ATI LPN
PN ATI Capstone Maternal Newborn
1. A client in labor has an epidural for pain control. Which of the following clinical manifestations is an adverse effect of epidural anesthesia?
- A. Polyuria
- B. Hypertension
- C. Pruritus
- D. Dry mouth
Correct answer: C
Rationale: Pruritus is a common adverse effect of epidural anesthesia, often due to the opioids administered with the epidural. It presents as itching on the skin and can cause significant discomfort to the client. Polyuria (excessive urination) and dry mouth are not typical adverse effects of epidural anesthesia. Hypertension is not commonly associated with epidural anesthesia; in fact, hypotension is a more frequent complication due to sympathetic blockade. Therefore, the correct answer is pruritus (choice C), as it is a known adverse effect of epidural anesthesia.

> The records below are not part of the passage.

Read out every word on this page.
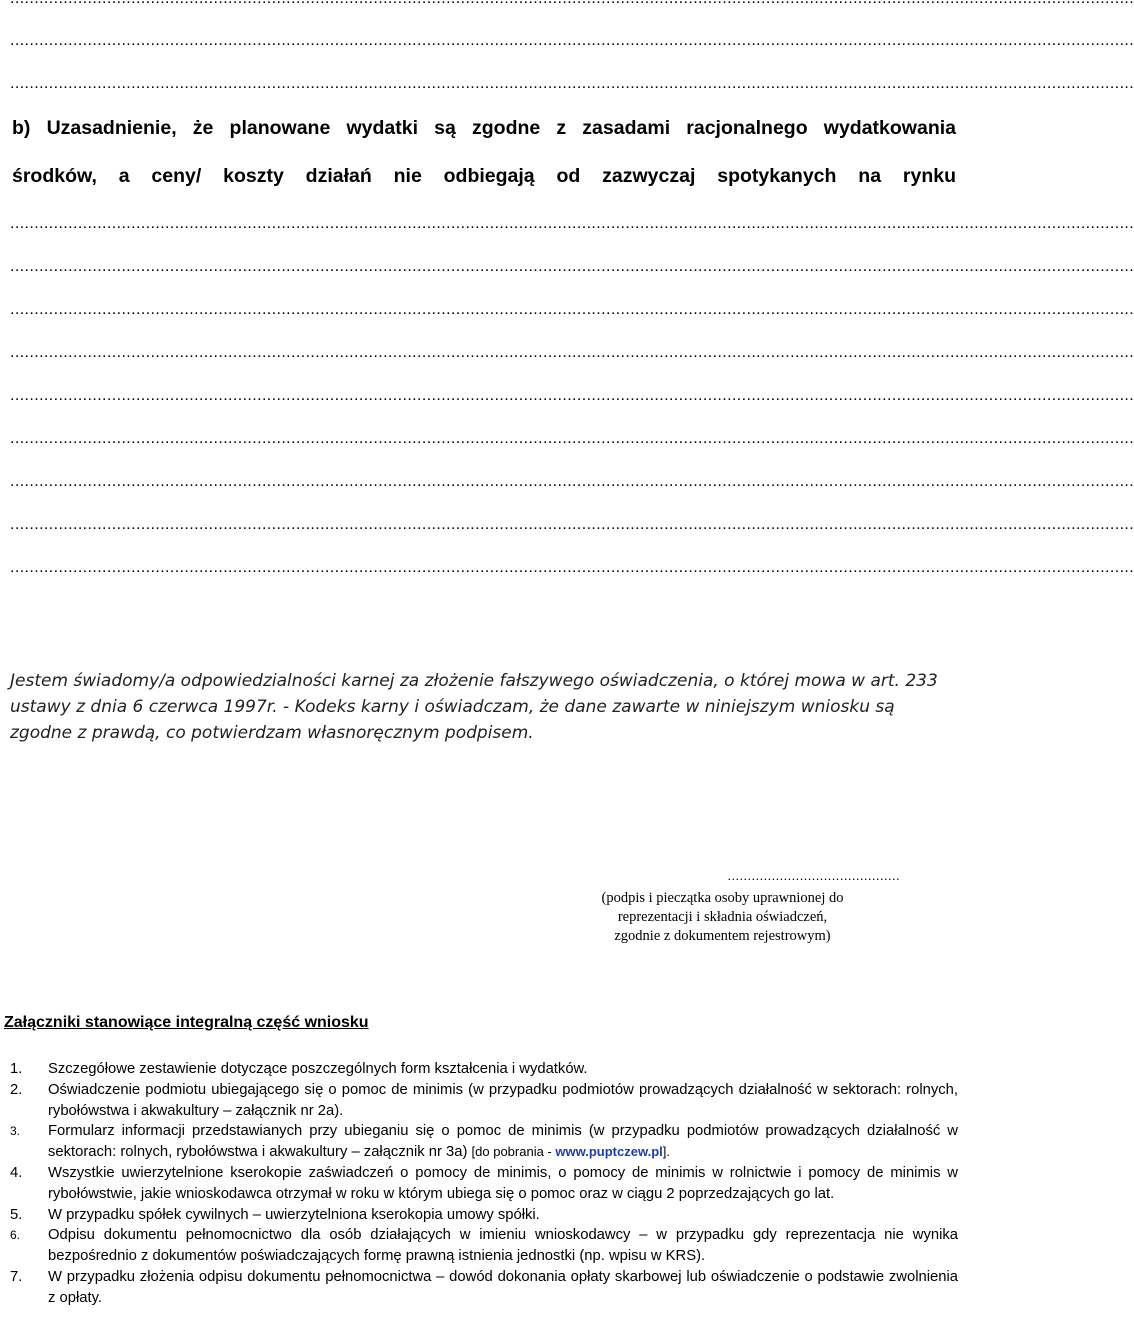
........................................................................................................................................................................................................................................
........................................................................................................................................................................................................................................
b) Uzasadnienie, że planowane wydatki są zgodne z zasadami racjonalnego wydatkowania
środków, a ceny/ koszty działań nie odbiegają od zazwyczaj spotykanych na rynku
........................................................................................................................................................................................................................................
........................................................................................................................................................................................................................................
........................................................................................................................................................................................................................................
........................................................................................................................................................................................................................................
........................................................................................................................................................................................................................................
........................................................................................................................................................................................................................................
........................................................................................................................................................................................................................................
........................................................................................................................................................................................................................................
........................................................................................................................................................................................................................................
Jestem świadomy/a odpowiedzialności karnej za złożenie fałszywego oświadczenia, o której mowa w art. 233 ustawy z dnia 6 czerwca 1997r. - Kodeks karny i oświadczam, że dane zawarte w niniejszym wniosku są zgodne z prawdą, co potwierdzam własnoręcznym podpisem.
...........................................
(podpis i pieczątka osoby uprawnionej do
reprezentacji i składnia oświadczeń,
zgodnie z dokumentem rejestrowym)
Załączniki stanowiące integralną część wniosku
1. Szczegółowe zestawienie dotyczące poszczególnych form kształcenia i wydatków.
2. Oświadczenie podmiotu ubiegającego się o pomoc de minimis (w przypadku podmiotów prowadzących działalność w sektorach: rolnych, rybołówstwa i akwakultury – załącznik nr 2a).
3. Formularz informacji przedstawianych przy ubieganiu się o pomoc de minimis (w przypadku podmiotów prowadzących działalność w sektorach: rolnych, rybołówstwa i akwakultury – załącznik nr 3a) [do pobrania - www.puptczew.pl].
4. Wszystkie uwierzytelnione kserokopie zaświadczeń o pomocy de minimis, o pomocy de minimis w rolnictwie i pomocy de minimis w rybołówstwie, jakie wnioskodawca otrzymał w roku w którym ubiega się o pomoc oraz w ciągu 2 poprzedzających go lat.
5. W przypadku spółek cywilnych – uwierzytelniona kserokopia umowy spółki.
6. Odpisu dokumentu pełnomocnictwo dla osób działających w imieniu wnioskodawcy – w przypadku gdy reprezentacja nie wynika bezpośrednio z dokumentów poświadczających formę prawną istnienia jednostki (np. wpisu w KRS).
7. W przypadku złożenia odpisu dokumentu pełnomocnictwa – dowód dokonania opłaty skarbowej lub oświadczenie o podstawie zwolnienia z opłaty.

2. A client is receiving ferrous sulfate. Which of the following should be monitored?
- A. Serum potassium levels
- B. Hemoglobin levels
- C. Liver function tests
- D. Blood glucose levels
Correct answer: B
Rationale: The correct answer is B: Hemoglobin levels. Ferrous sulfate is used to treat iron deficiency anemia by increasing the body's iron stores. Monitoring hemoglobin levels is crucial as it reflects the effectiveness of the treatment in improving the client's anemia. Serum potassium levels (Choice A) are typically not directly affected by ferrous sulfate. Liver function tests (Choice C) and blood glucose levels (Choice D) are not routinely monitored when a client is receiving ferrous sulfate unless there are specific indications or pre-existing conditions that warrant such monitoring.

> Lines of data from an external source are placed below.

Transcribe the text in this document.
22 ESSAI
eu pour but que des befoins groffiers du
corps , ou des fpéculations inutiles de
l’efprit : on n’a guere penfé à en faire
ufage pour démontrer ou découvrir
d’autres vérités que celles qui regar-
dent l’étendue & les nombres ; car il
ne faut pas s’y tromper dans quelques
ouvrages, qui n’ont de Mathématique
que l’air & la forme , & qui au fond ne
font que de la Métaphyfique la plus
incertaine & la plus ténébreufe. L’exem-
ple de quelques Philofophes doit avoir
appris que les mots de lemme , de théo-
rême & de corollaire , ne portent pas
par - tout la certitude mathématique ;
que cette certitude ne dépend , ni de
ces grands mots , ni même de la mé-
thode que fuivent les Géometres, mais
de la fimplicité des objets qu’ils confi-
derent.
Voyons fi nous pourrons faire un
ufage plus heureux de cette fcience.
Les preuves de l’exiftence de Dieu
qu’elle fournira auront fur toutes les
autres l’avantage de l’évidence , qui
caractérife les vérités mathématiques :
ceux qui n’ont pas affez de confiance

3. A healthcare professional is completing a nutritional assessment on a client and measures body mass index (BMI). Which of the following readings correlates with a BMI of an overweight client?
- A. 18.5
- B. 24.9
- C. 25
- D. 32
Correct answer: C
Rationale: A BMI of 25-29.9 is considered overweight. Therefore, a BMI of 25 correlates with an overweight client. A BMI of 18.5-24.9 indicates a healthy weight. Choices A, B, and D are incorrect as they fall into the healthy weight or obese categories, not overweight.

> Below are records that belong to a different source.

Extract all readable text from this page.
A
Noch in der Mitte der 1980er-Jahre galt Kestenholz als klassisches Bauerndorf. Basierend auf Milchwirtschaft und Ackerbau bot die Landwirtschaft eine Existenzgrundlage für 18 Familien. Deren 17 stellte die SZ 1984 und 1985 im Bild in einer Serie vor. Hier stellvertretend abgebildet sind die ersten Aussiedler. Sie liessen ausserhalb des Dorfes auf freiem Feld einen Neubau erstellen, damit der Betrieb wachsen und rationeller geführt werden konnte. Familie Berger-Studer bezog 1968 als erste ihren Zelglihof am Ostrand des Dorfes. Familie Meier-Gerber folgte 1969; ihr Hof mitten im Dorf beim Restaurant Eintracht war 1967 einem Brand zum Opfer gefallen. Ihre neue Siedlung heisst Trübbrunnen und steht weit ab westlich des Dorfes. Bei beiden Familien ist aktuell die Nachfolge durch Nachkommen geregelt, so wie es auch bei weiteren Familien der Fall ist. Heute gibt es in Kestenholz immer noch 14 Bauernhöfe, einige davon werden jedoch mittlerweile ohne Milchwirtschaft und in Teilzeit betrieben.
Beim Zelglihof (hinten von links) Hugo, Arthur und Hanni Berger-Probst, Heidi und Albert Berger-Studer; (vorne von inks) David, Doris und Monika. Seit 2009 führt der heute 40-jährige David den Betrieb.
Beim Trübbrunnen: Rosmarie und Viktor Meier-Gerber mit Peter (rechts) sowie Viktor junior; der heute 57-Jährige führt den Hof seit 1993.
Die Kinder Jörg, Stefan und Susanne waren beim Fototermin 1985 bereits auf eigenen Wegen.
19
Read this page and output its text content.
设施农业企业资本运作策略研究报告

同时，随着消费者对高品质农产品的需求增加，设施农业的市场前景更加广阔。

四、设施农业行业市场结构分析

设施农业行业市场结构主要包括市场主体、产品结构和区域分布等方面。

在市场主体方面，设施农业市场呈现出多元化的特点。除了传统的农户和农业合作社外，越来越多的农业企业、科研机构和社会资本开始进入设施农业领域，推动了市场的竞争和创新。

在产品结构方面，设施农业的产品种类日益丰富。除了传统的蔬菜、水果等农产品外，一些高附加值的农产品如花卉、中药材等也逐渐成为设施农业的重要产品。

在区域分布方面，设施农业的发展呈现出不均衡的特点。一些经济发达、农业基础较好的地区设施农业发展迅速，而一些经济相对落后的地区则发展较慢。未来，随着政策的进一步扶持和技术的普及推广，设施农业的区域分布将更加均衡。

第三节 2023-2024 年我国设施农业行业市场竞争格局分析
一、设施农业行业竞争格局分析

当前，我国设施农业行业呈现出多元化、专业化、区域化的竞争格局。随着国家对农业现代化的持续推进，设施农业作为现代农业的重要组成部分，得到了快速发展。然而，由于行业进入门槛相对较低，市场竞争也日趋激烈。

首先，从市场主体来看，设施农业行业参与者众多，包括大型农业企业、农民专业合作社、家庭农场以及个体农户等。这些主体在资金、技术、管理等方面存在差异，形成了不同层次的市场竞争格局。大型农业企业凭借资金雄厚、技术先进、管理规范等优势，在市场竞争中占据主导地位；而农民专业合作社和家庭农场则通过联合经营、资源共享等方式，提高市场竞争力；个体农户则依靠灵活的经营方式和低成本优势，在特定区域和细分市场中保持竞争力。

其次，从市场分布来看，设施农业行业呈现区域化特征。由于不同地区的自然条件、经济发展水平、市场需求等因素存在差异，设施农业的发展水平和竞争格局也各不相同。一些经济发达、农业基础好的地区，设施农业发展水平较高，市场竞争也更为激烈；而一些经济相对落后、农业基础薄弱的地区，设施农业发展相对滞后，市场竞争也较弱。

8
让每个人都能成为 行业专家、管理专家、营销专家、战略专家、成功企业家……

4. A nurse is planning to administer several medications to a client through an NG tube. Which actions should the nurse take?
- A. Dissolve crushed tablet medications in tap water
- B. Use 30-40 mL of sterile water for each medication
- C. Dissolve crushed tablet medications in sterile water
- D. Administer medications without dissolving
Correct answer: C
Rationale: The correct action for the nurse to take when administering medications through an NG tube is to dissolve crushed tablet medications in 15-30 mL of sterile water. This ensures proper delivery through the NG tube and reduces the risk of clogging. Choice A is incorrect because tap water may contain impurities that can cause complications. Choice B suggests using a higher volume of sterile water than necessary, which may lead to dilution of the medications. Choice D is incorrect as medications should be dissolved to prevent blockages in the NG tube.
5. A nurse is assessing a newborn who is 10 hours old. Which of the following findings should the nurse report to the provider?
- A. Axillary temperature 36.5°C (97.7°F)
- B. Nasal flaring
- C. Heart rate 158/min
- D. One void since birth
Correct answer: B
Rationale: Nasal flaring can indicate respiratory distress in a newborn, which is a critical finding requiring immediate attention. This may suggest an issue with breathing or lung function. Reporting nasal flaring promptly allows the provider to assess and intervene to ensure the newborn's respiratory status is stable. Choices A, C, and D are within normal parameters for a 10-hour-old newborn and do not indicate an immediate concern. An axillary temperature of 36.5°C (97.7°F) is within the normal range for a newborn. A heart rate of 158/min is typical for a newborn, and one void since birth is an expected finding at this early stage.